I have been asked to give a talk on applications of mathematics in computer science to a set of post-graduate and doctorate students in math. I am looking for ideas to convey the beauty of math in CS. The obvious topics are probability and stat in ML, Trig in graphics, number theory in cryptography, category theory in OO, sets in relational algebra. Let me know if you can think of more connections :)
======
egiva
One of the most beautiful applications of math+cs (for me) involves genetic
algorithms. Being able to have two models duke it out (via survivorship), or
mutate - to see your code select the best models to fit a set of data is
beautiful.

Basic Info: <http://en.wikipedia.org/wiki/Genetic_algorithm>

You can also increase the complexity of this field by using GAs to train
neural networks for fitting data or processing it in innovative ways:
<http://www.generation5.org/content/2000/nn_ga.asp>

YOUTUBE: NN + GA simulation: <http://www.youtube.com/watch?v=LXDUqAmdEq4>

Neural Network at work: <http://www.youtube.com/watch?v=T2aZAWXyw6c>

------
nandemo
I'd call these "interplay" rather than applications:

* combinatorics in computational complexity, analysis of algorithms, optimization, etc. * logic in formal methods. * lambda calculus and category theory in programming languages (more so in functional languages than OO). * linear algebra in graphics, graph theory, etc.

------
C-ford
Geometric algebra: [http://www.amazon.com/Geometric-Algebra-Computer-Science-
Rev...](http://www.amazon.com/Geometric-Algebra-Computer-Science-
Revised/dp/0123749425/ref=sr_1_2?s=books&ie=UTF8&qid=1314888629&sr=1-2)

It is to linear algebra what Lisp is to assembly.

------
derrida
Kolmogorov / Chaitin complexity.
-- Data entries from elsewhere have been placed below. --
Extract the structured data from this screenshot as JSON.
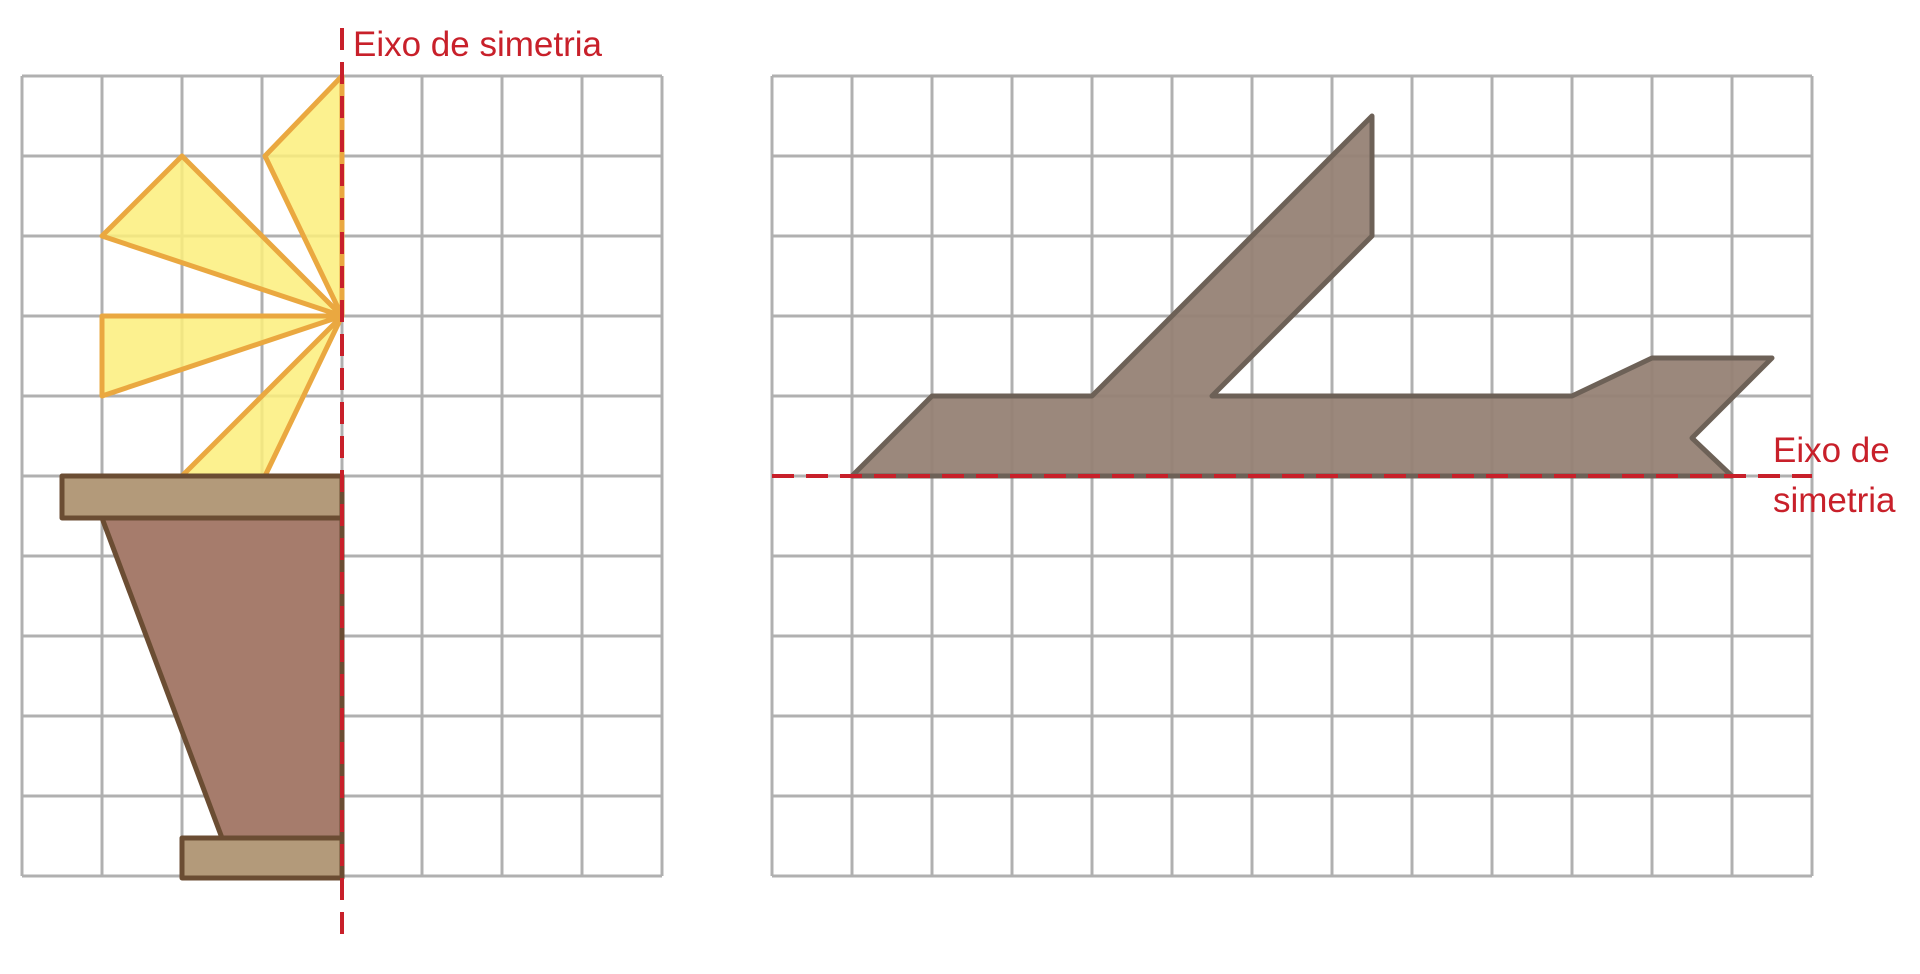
{
  "left_figure": {
    "axis_label": "Eixo de simetria",
    "colors": {
      "petal_fill": "#fbef7b",
      "petal_stroke": "#eaa840",
      "pot_fill": "#a67c6c",
      "pot_stroke": "#6b4d33",
      "rim_fill": "#b39a7a"
    }
  },
  "right_figure": {
    "axis_label_line1": "Eixo de",
    "axis_label_line2": "simetria",
    "colors": {
      "branch_fill": "#968275",
      "branch_stroke": "#6d6157"
    }
  },
  "colors": {
    "grid_line": "#b0b0b0",
    "axis_line": "#c8202a"
  }
}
A measure of the simplicity which a given
pattern (program output) can be represented. A question that will get the
applied math majors going -> Is Kolmogorov complexity a good measure of the
generality of a physical law or mathematical theorem?

------
MaysonL
Try graph theory: possibly exploring some of Erdös's work on random graphs.

------
stonemetal
Semantics, especially Denotational and Axiomatic.